My Story: Learning to File Taxes as a Student

By Alexandria Baca, College Connect blogger 

Filing taxes can be scary for working folks of all ages. In fact, more than 80 percent of filers used a tax-preparation service or software to complete their yearly returns. 

I first filed my taxes as a single person in college, after my parents stopped claiming me as a dependent on their returns. I spent hours hunched over my computer, studying the IRS website and going over my W-2 forms from employers. When I finally prepared my paper return, I understood why so many people are quick to hire others for the job. 

As a student, hiring a tax-preparation service can be cost-prohibitive. But, chances are, your taxes aren’t too complicated — and the IRS offers services to make filing easy and quick. 

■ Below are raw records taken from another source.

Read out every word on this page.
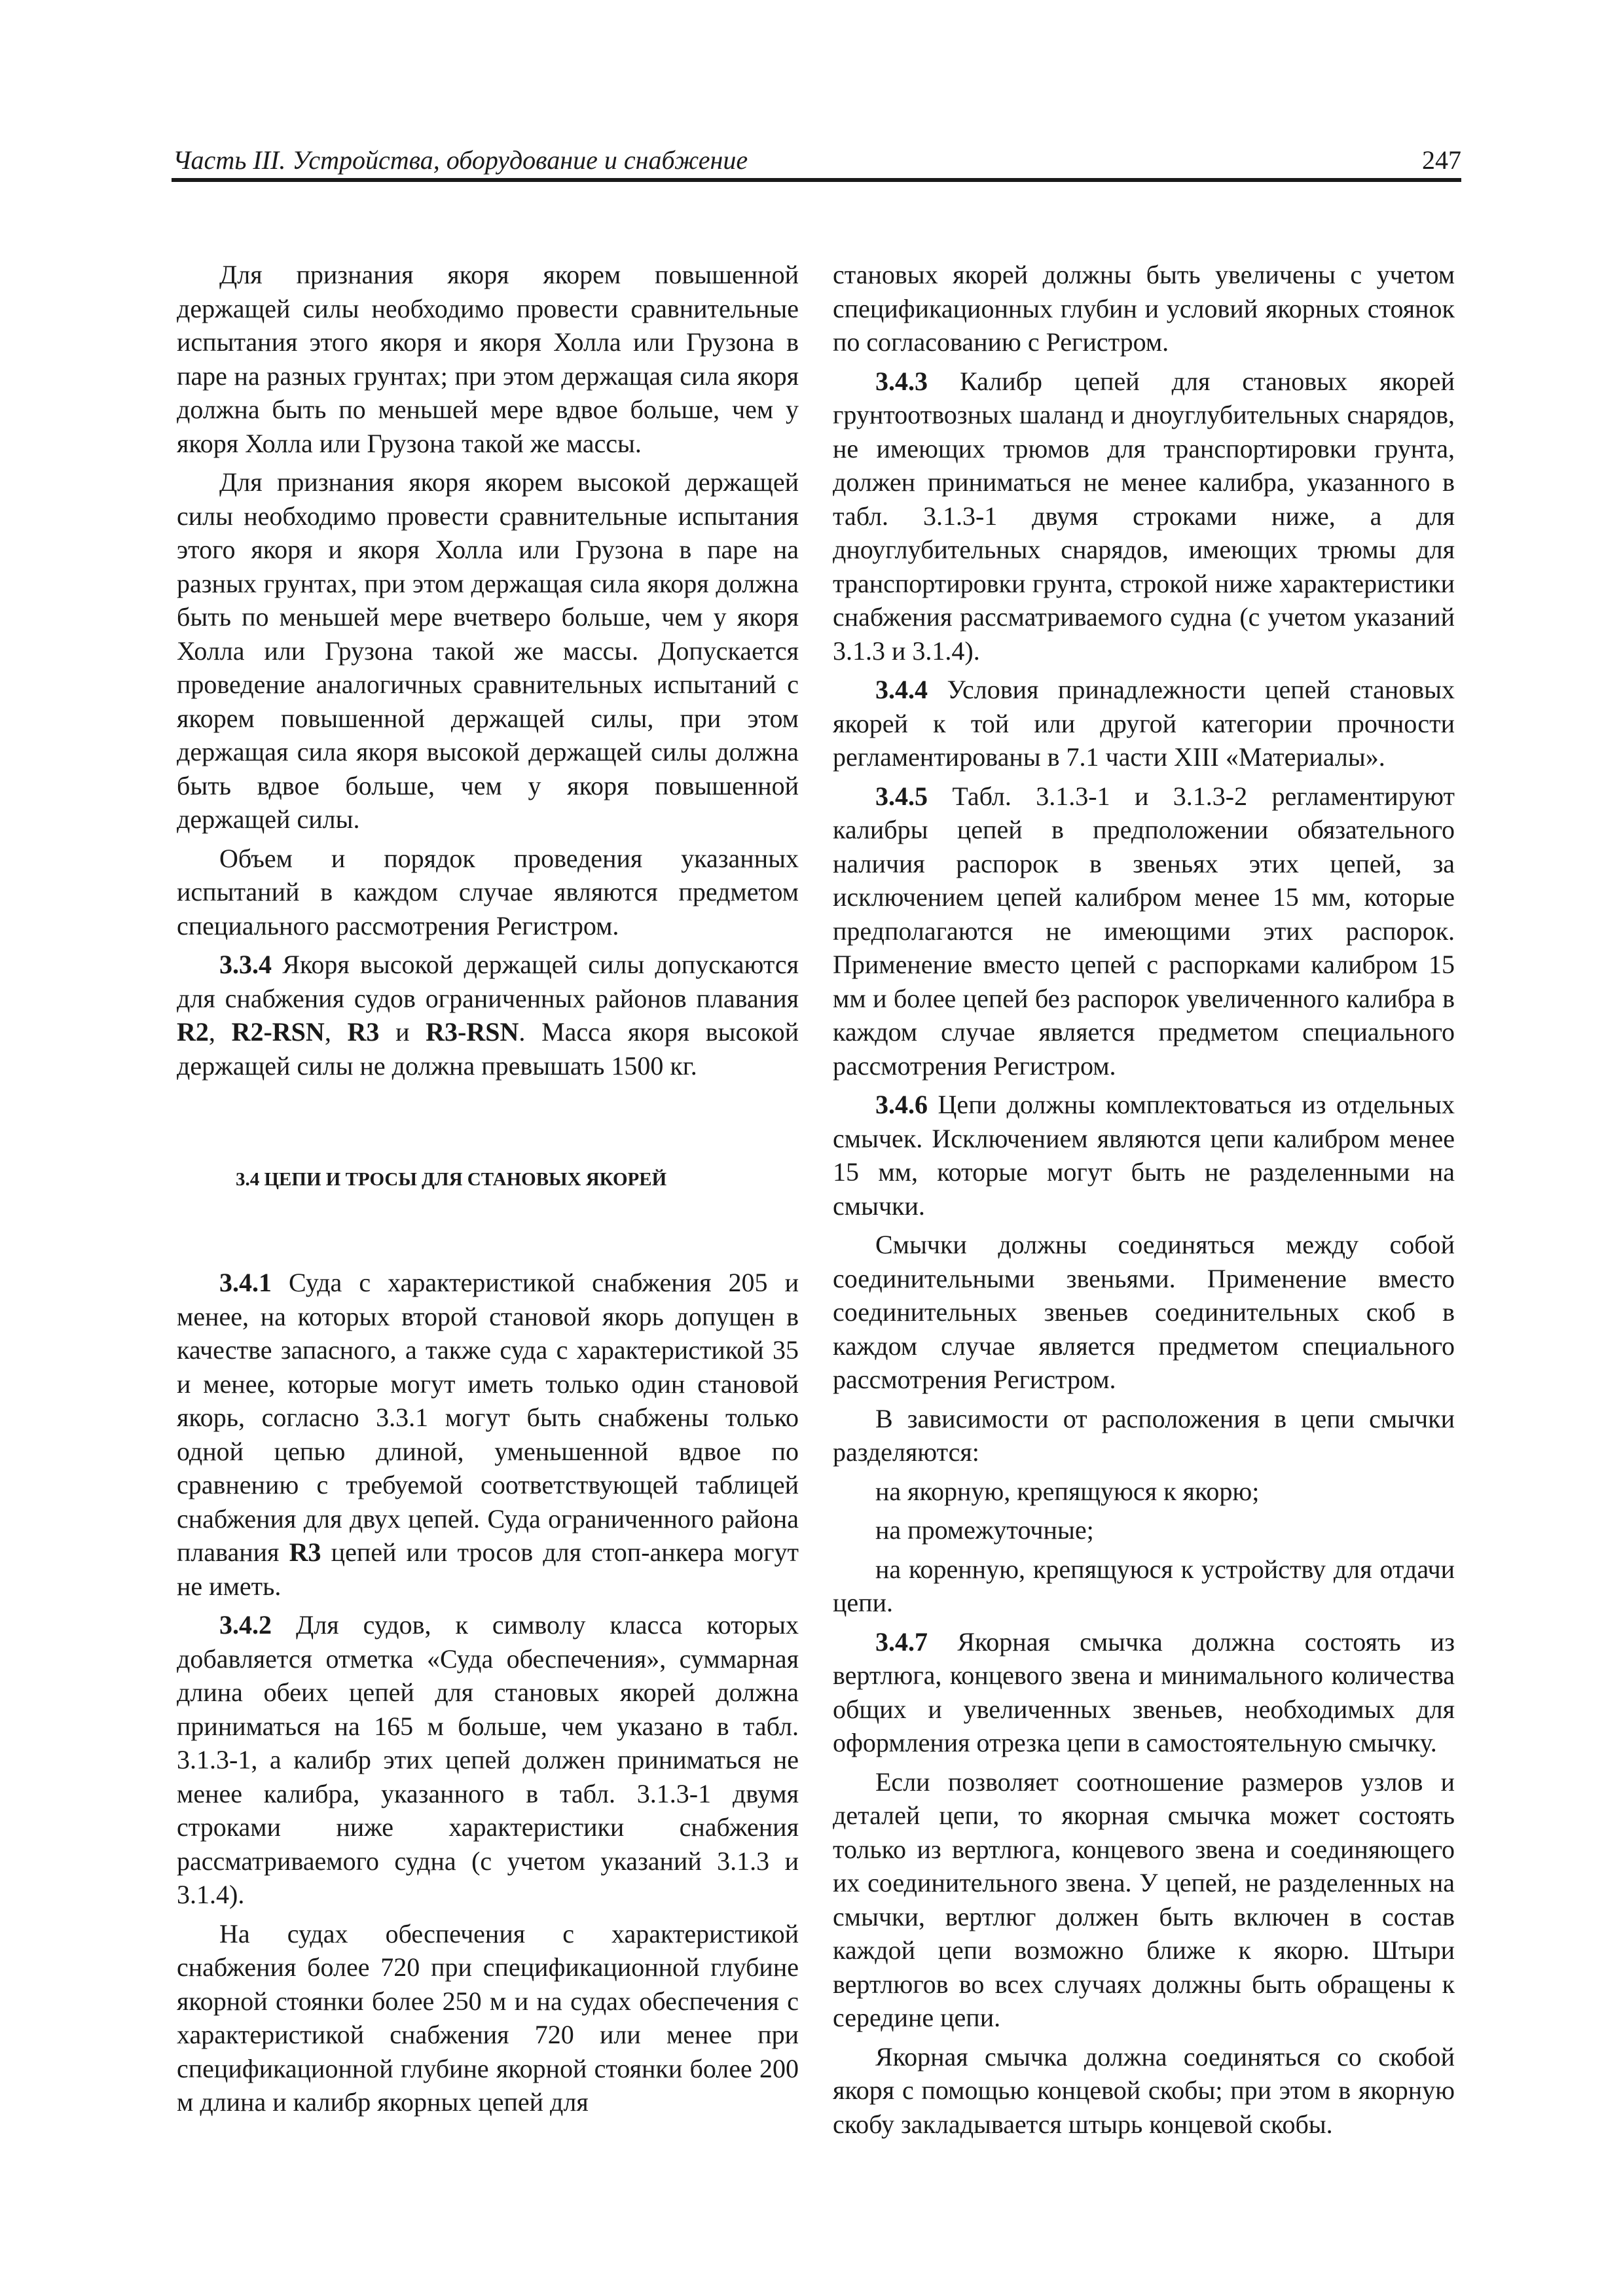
Часть III. Устройства, оборудование и снабжение	247

Для признания якоря якорем повышенной держащей силы необходимо провести сравнительные испытания этого якоря и якоря Холла или Грузона в паре на разных грунтах; при этом держащая сила якоря должна быть по меньшей мере вдвое больше, чем у якоря Холла или Грузона такой же массы.

Для признания якоря якорем высокой держащей силы необходимо провести сравнительные испытания этого якоря и якоря Холла или Грузона в паре на разных грунтах, при этом держащая сила якоря должна быть по меньшей мере вчетверо больше, чем у якоря Холла или Грузона такой же массы. Допускается проведение аналогичных сравнительных испытаний с якорем повышенной держащей силы, при этом держащая сила якоря высокой держащей силы должна быть вдвое больше, чем у якоря повышенной держащей силы.

Объем и порядок проведения указанных испытаний в каждом случае являются предметом специального рассмотрения Регистром.

3.3.4 Якоря высокой держащей силы допускаются для снабжения судов ограниченных районов плавания R2, R2-RSN, R3 и R3-RSN. Масса якоря высокой держащей силы не должна превышать 1500 кг.

3.4 ЦЕПИ И ТРОСЫ ДЛЯ СТАНОВЫХ ЯКОРЕЙ

3.4.1 Суда с характеристикой снабжения 205 и менее, на которых второй становой якорь допущен в качестве запасного, а также суда с характеристикой 35 и менее, которые могут иметь только один становой якорь, согласно 3.3.1 могут быть снабжены только одной цепью длиной, уменьшенной вдвое по сравнению с требуемой соответствующей таблицей снабжения для двух цепей. Суда ограниченного района плавания R3 цепей или тросов для стоп-анкера могут не иметь.

3.4.2 Для судов, к символу класса которых добавляется отметка «Суда обеспечения», суммарная длина обеих цепей для становых якорей должна приниматься на 165 м больше, чем указано в табл. 3.1.3-1, а калибр этих цепей должен приниматься не менее калибра, указанного в табл. 3.1.3-1 двумя строками ниже характеристики снабжения рассматриваемого судна (с учетом указаний 3.1.3 и 3.1.4).

На судах обеспечения с характеристикой снабжения более 720 при спецификационной глубине якорной стоянки более 250 м и на судах обеспечения с характеристикой снабжения 720 или менее при спецификационной глубине якорной стоянки более 200 м длина и калибр якорных цепей для

становых якорей должны быть увеличены с учетом спецификационных глубин и условий якорных стоянок по согласованию с Регистром.

3.4.3 Калибр цепей для становых якорей грунтоотвозных шаланд и дноуглубительных снарядов, не имеющих трюмов для транспортировки грунта, должен приниматься не менее калибра, указанного в табл. 3.1.3-1 двумя строками ниже, а для дноуглубительных снарядов, имеющих трюмы для транспортировки грунта, строкой ниже характеристики снабжения рассматриваемого судна (с учетом указаний 3.1.3 и 3.1.4).

3.4.4 Условия принадлежности цепей становых якорей к той или другой категории прочности регламентированы в 7.1 части XIII «Материалы».

3.4.5 Табл. 3.1.3-1 и 3.1.3-2 регламентируют калибры цепей в предположении обязательного наличия распорок в звеньях этих цепей, за исключением цепей калибром менее 15 мм, которые предполагаются не имеющими этих распорок. Применение вместо цепей с распорками калибром 15 мм и более цепей без распорок увеличенного калибра в каждом случае является предметом специального рассмотрения Регистром.

3.4.6 Цепи должны комплектоваться из отдельных смычек. Исключением являются цепи калибром менее 15 мм, которые могут быть не разделенными на смычки.

Смычки должны соединяться между собой соединительными звеньями. Применение вместо соединительных звеньев соединительных скоб в каждом случае является предметом специального рассмотрения Регистром.

В зависимости от расположения в цепи смычки разделяются:

на якорную, крепящуюся к якорю;

на промежуточные;

на коренную, крепящуюся к устройству для отдачи цепи.

3.4.7 Якорная смычка должна состоять из вертлюга, концевого звена и минимального количества общих и увеличенных звеньев, необходимых для оформления отрезка цепи в самостоятельную смычку.

Если позволяет соотношение размеров узлов и деталей цепи, то якорная смычка может состоять только из вертлюга, концевого звена и соединяющего их соединительного звена. У цепей, не разделенных на смычки, вертлюг должен быть включен в состав каждой цепи возможно ближе к якорю. Штыри вертлюгов во всех случаях должны быть обращены к середине цепи.

Якорная смычка должна соединяться со скобой якоря с помощью концевой скобы; при этом в якорную скобу закладывается штырь концевой скобы.
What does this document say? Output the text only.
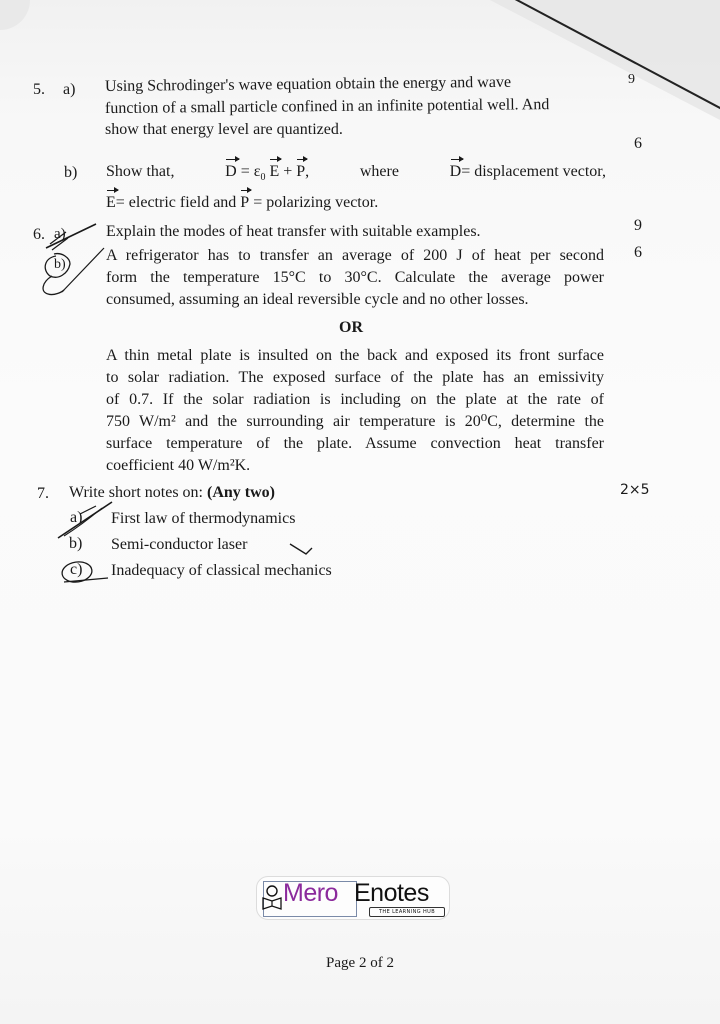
5. a) Using Schrodinger's wave equation obtain the energy and wave
function of a small particle confined in an infinite potential well. And
show that energy level are quantized.
9
6
b) Show that,	$D = \varepsilon_0$ E + P,	where	D= displacement vector,
E= electric field and P = polarizing vector.
6.	Explain the modes of heat transfer with suitable examples.	9
A refrigerator has to transfer an average of 200 J of heat per second
form the temperature 15°C to 30°C. Calculate the average power
consumed, assuming an ideal reversible cycle and no other losses.
6
OR
A thin metal plate is insulted on the back and exposed its front surface
to solar radiation. The exposed surface of the plate has an emissivity
of 0.7. If the solar radiation is including on the plate at the rate of
750 W/m² and the surrounding air temperature is 20⁰C, determine the
surface temperature of the plate. Assume convection heat transfer
coefficient 40 W/m²K.
a)
b)
7. Write short notes on: (Any two)	2×5
a) First law of thermodynamics
b) Semi-conductor laser
c) Inadequacy of classical mechanics
Mero Enotes
THE LEARNING HUB
Page 2 of 2
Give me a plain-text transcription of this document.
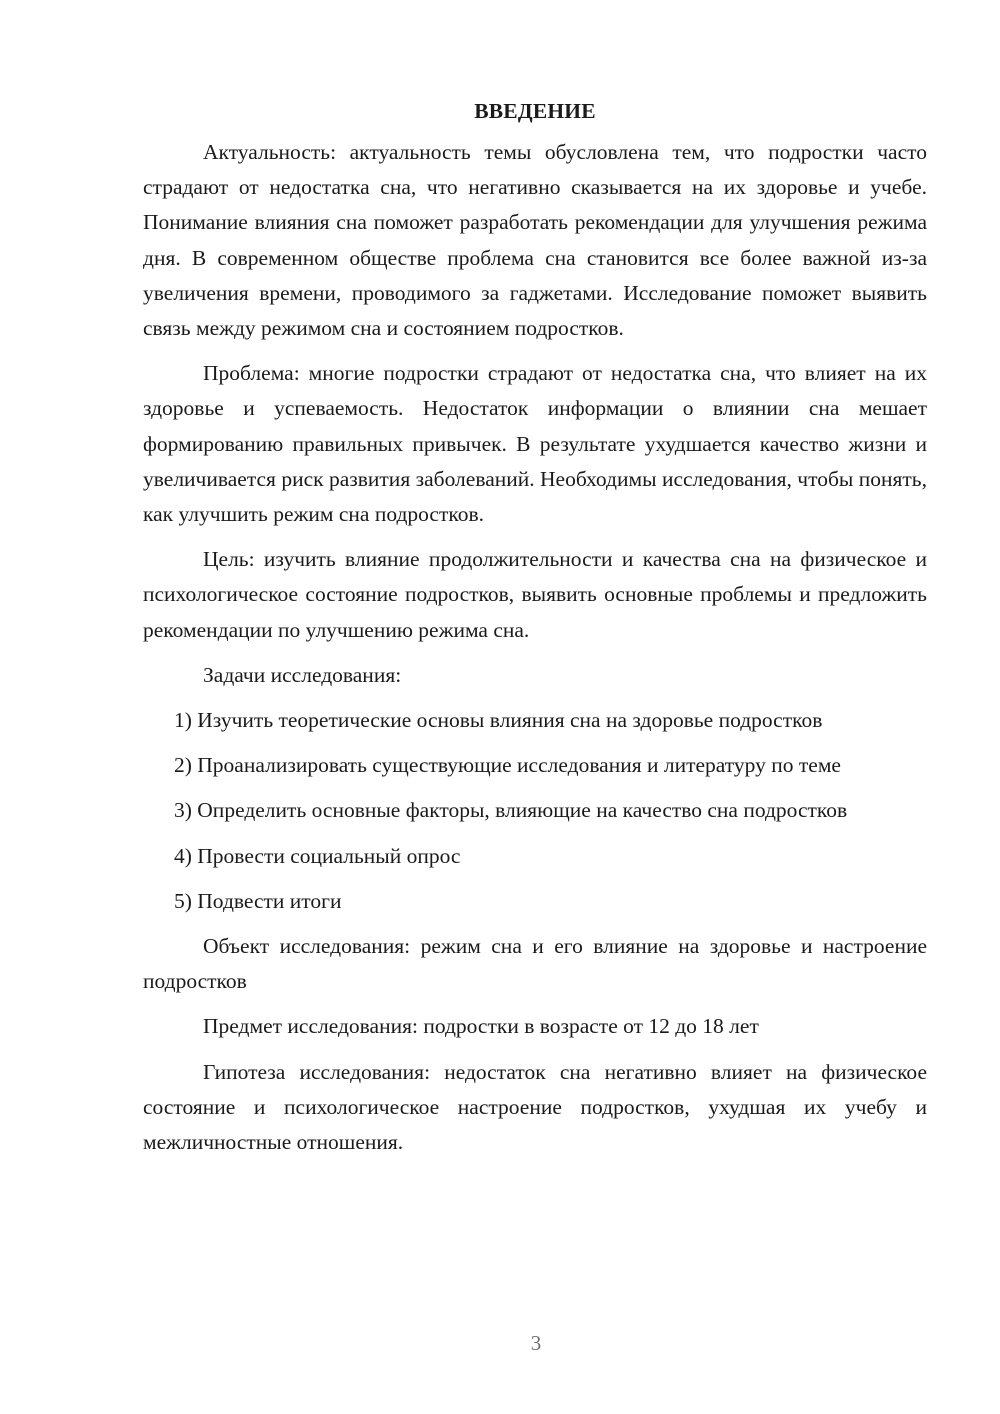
ВВЕДЕНИЕ

Актуальность: актуальность темы обусловлена тем, что подростки часто страдают от недостатка сна, что негативно сказывается на их здоровье и учебе. Понимание влияния сна поможет разработать рекомендации для улучшения режима дня. В современном обществе проблема сна становится все более важной из-за увеличения времени, проводимого за гаджетами. Исследование поможет выявить связь между режимом сна и состоянием подростков.

Проблема: многие подростки страдают от недостатка сна, что влияет на их здоровье и успеваемость. Недостаток информации о влиянии сна мешает формированию правильных привычек. В результате ухудшается качество жизни и увеличивается риск развития заболеваний. Необходимы исследования, чтобы понять, как улучшить режим сна подростков.

Цель: изучить влияние продолжительности и качества сна на физическое и психологическое состояние подростков, выявить основные проблемы и предложить рекомендации по улучшению режима сна.

Задачи исследования:

1) Изучить теоретические основы влияния сна на здоровье подростков

2) Проанализировать существующие исследования и литературу по теме

3) Определить основные факторы, влияющие на качество сна подростков

4) Провести социальный опрос

5) Подвести итоги

Объект исследования: режим сна и его влияние на здоровье и настроение подростков

Предмет исследования: подростки в возрасте от 12 до 18 лет

Гипотеза исследования: недостаток сна негативно влияет на физическое состояние и психологическое настроение подростков, ухудшая их учебу и межличностные отношения.

3
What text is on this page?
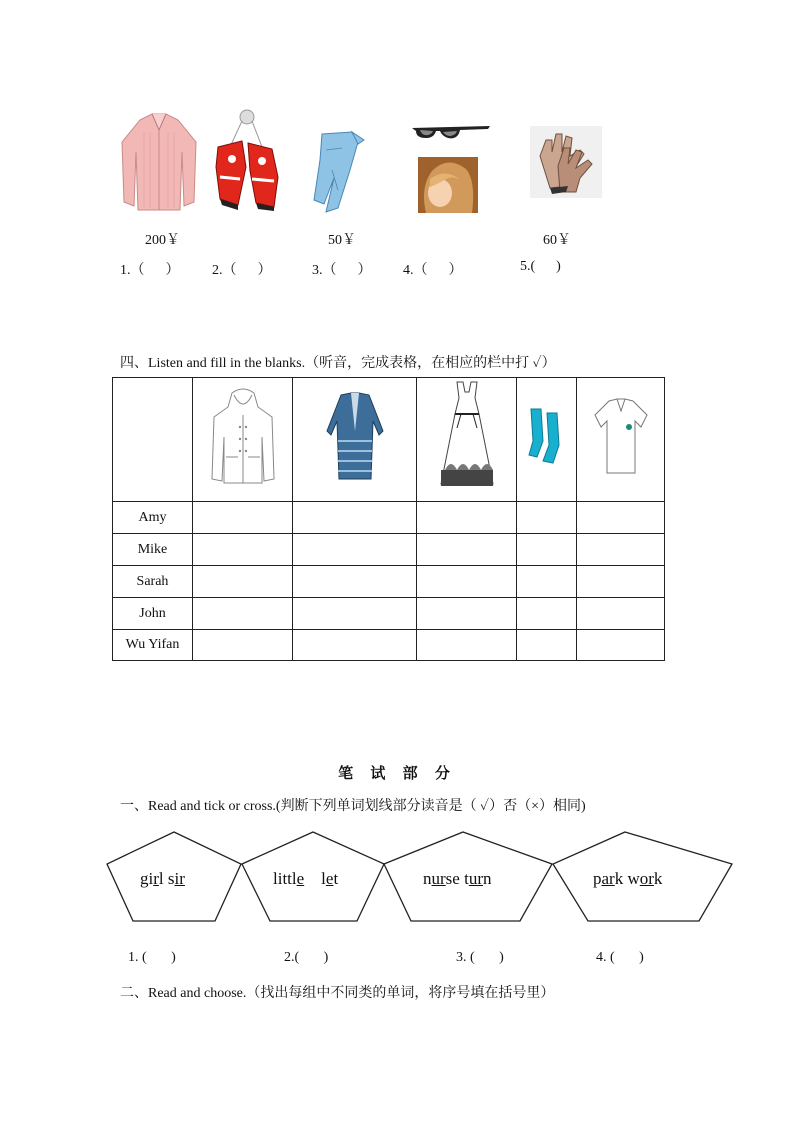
200￥	50￥	60￥
1.（      ） 2.（      ）	3.（      ） 4.（      ）	5.(      )
四、Listen and fill in the blanks.（听音，完成表格，在相应的栏中打 ✓）

Amy					
Mike					
Sarah					
John					
Wu Yifan					
笔 试 部 分
一、Read and tick or cross.(判断下列单词划线部分读音是（ ✓）否（×）相同)
girl sir	little let	nurse turn	park work
1. (       )	2.(       )	3. (       )	4. (       )
二、Read and choose.（找出每组中不同类的单词，将序号填在括号里）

Here’s what you’ll need as you prepare to file: W-2 forms from any employers during the year (usually mailed by the end of January); 1098-E from your student loan provider; and 1098-T from your university or college. (You might need other forms based on your personal financial situation, but these three are most common for student taxpayers. Other forms could include K-1s or 1099s you may have received from investments, independent contract work, etc.) 

Your W-2 lists how much you were paid for the year and how much money was withheld for taxes. The 1098-E is a student loan interest statement (any interest you paid is deductible), and the 1098-T is a tuition payments statement, which determines whether you’re eligible for certain education-related tax credits. 

Now here’s the good part: for people whose adjusted gross income is less than $57,000, the IRS offers the use of tax-preparation software for free, with partners such as H&R Block and TurboTax. Visit the IRS website for a complete list of Free File software providers. 

I’ve used H&R Block’s Free File software for the past three years, and it walks you through the preparation process while automatically searching for any deductions or credits for which you might be eligible. 

You can file your return online, providing a bank deposit for electronic deposits, and that’s all there is to it. Pretty simple, right? The Free File software will tell you where to look on any forms to plug in numbers for your return. Probably the hardest part is just making sure you’ve kept track of the documents you need to prepare your return. Once you’ve finished your federal return, filing a state or local return is easy, too. Check your state’s tax website for more information. 

This year, I received a refund which posted to my checking account within a week. Oh, and that’s the other good news — low earners can receive a refund of some taxes withheld during the year. So make sure you’re filing, and file early. 

You can also check with your university or college to see if it offers tax-preparation help. Many schools, especially those with accounting students, will help students prepare their tax return for free.